Uğur Cumaoğlu: “Transhümanizm ilk seviyede yaradılışa müdahale, ikinci seviyede ona hükmetme fikridir.”

Transhümanizm, dijital toplum ve dijital çağ gibi konularda önemli eserler yazan Uğur Cumaoğlu ile insanın ve de dünyanın geleceğini konuştuk. (Adem Suvağcı)

***

Dijital çağın doruklarına doğru tırmandığımız şu günlerde neredeyse dünya üzerindeki her insanın dijital kimliği ve datası bulunuyor ve o kimliğe göre tanımlanıyor. Uğur Cumaoğlu’nun dijital kimliğinde neler var? Bize biraz kendiniz hakkında bilgi verir misiniz?
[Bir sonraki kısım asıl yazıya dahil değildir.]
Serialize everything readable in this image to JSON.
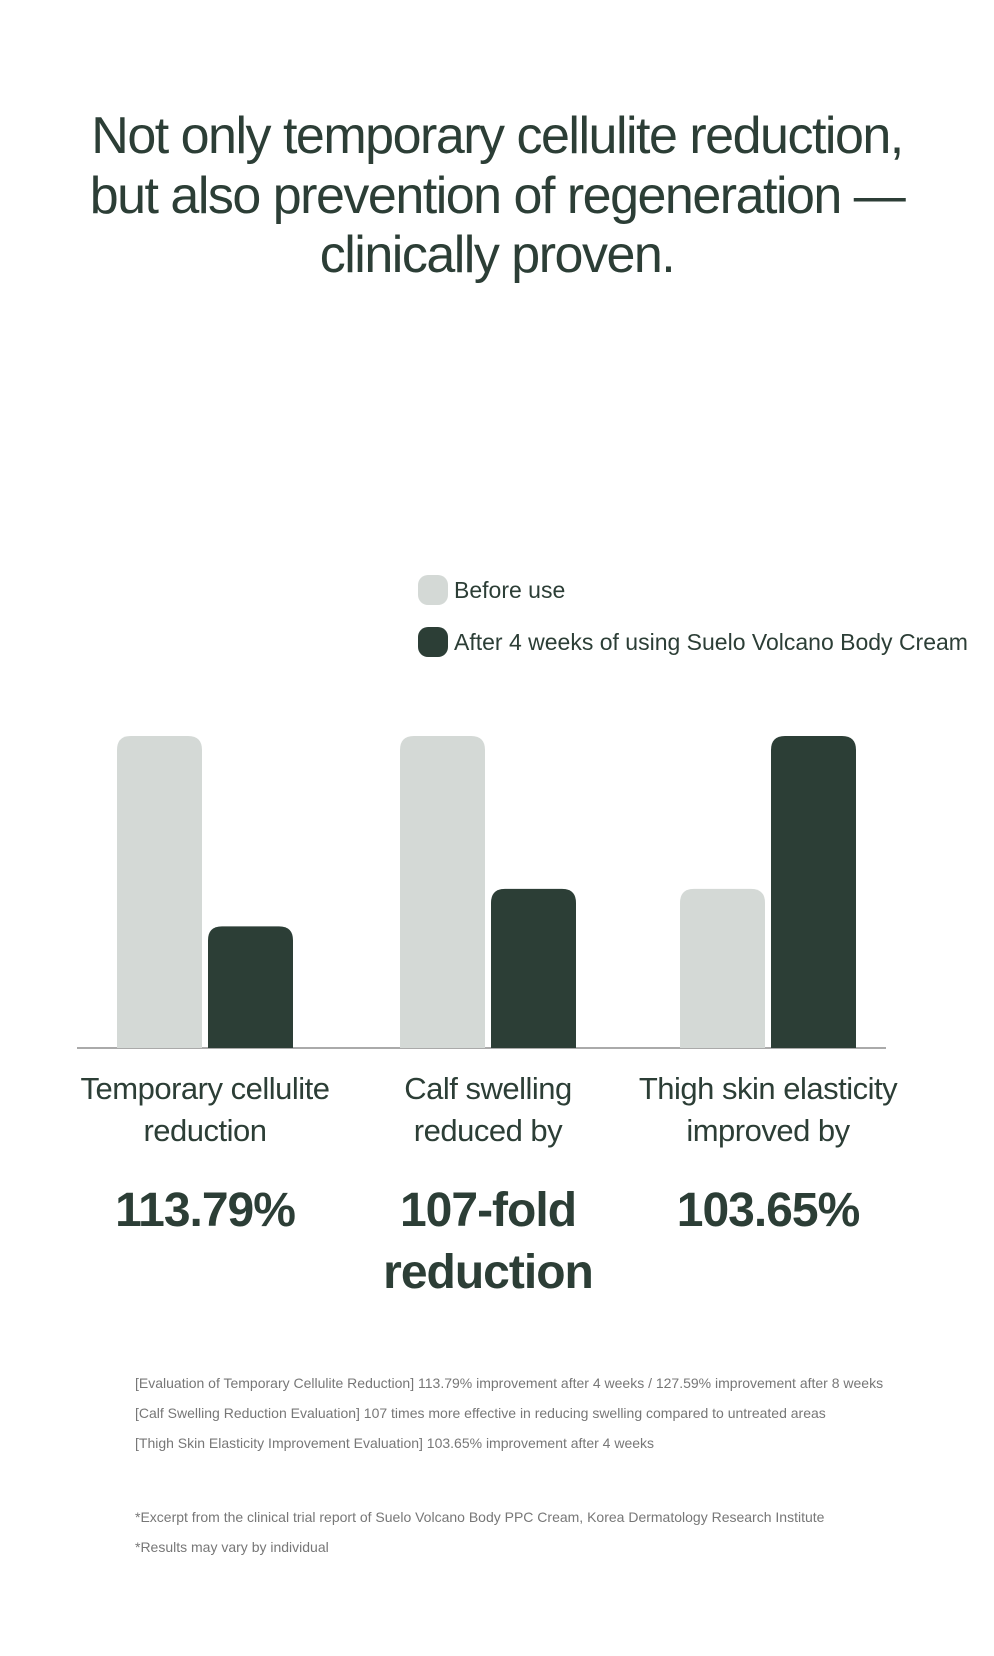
{
  "chart_data": {
    "type": "bar",
    "title": [
      "Not only temporary cellulite reduction,",
      "but also prevention of regeneration —",
      "clinically proven."
    ],
    "categories": [
      "Temporary cellulite reduction",
      "Calf swelling reduced by",
      "Thigh skin elasticity improved by"
    ],
    "series": [
      {
        "name": "Before use",
        "color": "#d4d9d6",
        "values": [
          100,
          100,
          51
        ]
      },
      {
        "name": "After 4 weeks of using Suelo Volcano Body Cream",
        "color": "#2c3e36",
        "values": [
          39,
          51,
          100
        ]
      }
    ],
    "ylim": [
      0,
      100
    ],
    "highlights": [
      "113.79%",
      "107-fold reduction",
      "103.65%"
    ],
    "notes": [
      "[Evaluation of Temporary Cellulite Reduction] 113.79% improvement after 4 weeks / 127.59% improvement after 8 weeks",
      "[Calf Swelling Reduction Evaluation] 107 times more effective in reducing swelling compared to untreated areas",
      "[Thigh Skin Elasticity Improvement Evaluation] 103.65% improvement after 4 weeks"
    ],
    "disclaimers": [
      "*Excerpt from the clinical trial report of Suelo Volcano Body PPC Cream, Korea Dermatology Research Institute",
      "*Results may vary by individual"
    ]
  }
}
Enformatik süreçten önceki zamanlarda suçlular için “profil” oluşturulurdu. Böylece suç işleyen kişinin toplum tarafından tanınıp bilinmesi sağlanarak insanların ve toplumun kendilerini koruması sağlanırdı. Suçlular için profil oluşturulmasının asıl nedeni onların kolayca takip ve kontrol edilmesi idi. İnternet teknolojisi, sosyal medya ve dijitalleşme ile birlikte herkesin profil sahibi olması zorunlu oldu. Çünkü profil sahibi olmadan dijital platformlarda yer almak mümkün değil. Bu trend dünyada hızla yayılmaya devam ediyor ve her profil sahibi kendine ait bilgileri profilinde paylaşarak dijital ortamlarda tanınır olmayı seçiyor. İster feyk/bot ister gerçek profil/hesap olsun, herkes bilerek ve isteyerek kendi dijital kimliğini de oluşturuyor. Bu dijital kimlik, gerçek dünya ile sanal dünya arasında geçişleri sağlayan bir pasaporttur ve sanal dünyada oluşturulan dijital ikiz hakkında bilgi toplamak veya aktarmak için kullanılıyor. Herkesin kullandığı dijital teknolojiler sayesinde her dijital ikizin her an her hareketi de kolayca takip edilerek hakkında veri toplanıyor. Bu da herkesi kolayca kontrol edilebilir ve yönlendirilebilir kılıyor. Benim dijital kimliğim ise ben istemesem bile oluşturuluyor. Zira dijital dünyanın kendisi takip ve kontrol üzerinden işliyor. Benim kendi rızamla yaptığım her şey işleri sadece daha kolay kılıyor. Narsisizmin, megalomanlığın erdem haline dönüştüğü gerçek dünyada kim olduğum çok önem arz etmiyor. Dijital/sanal dünyada ise herkes gibi veri akışı sağlaması beklenen algoritmik bir profilim.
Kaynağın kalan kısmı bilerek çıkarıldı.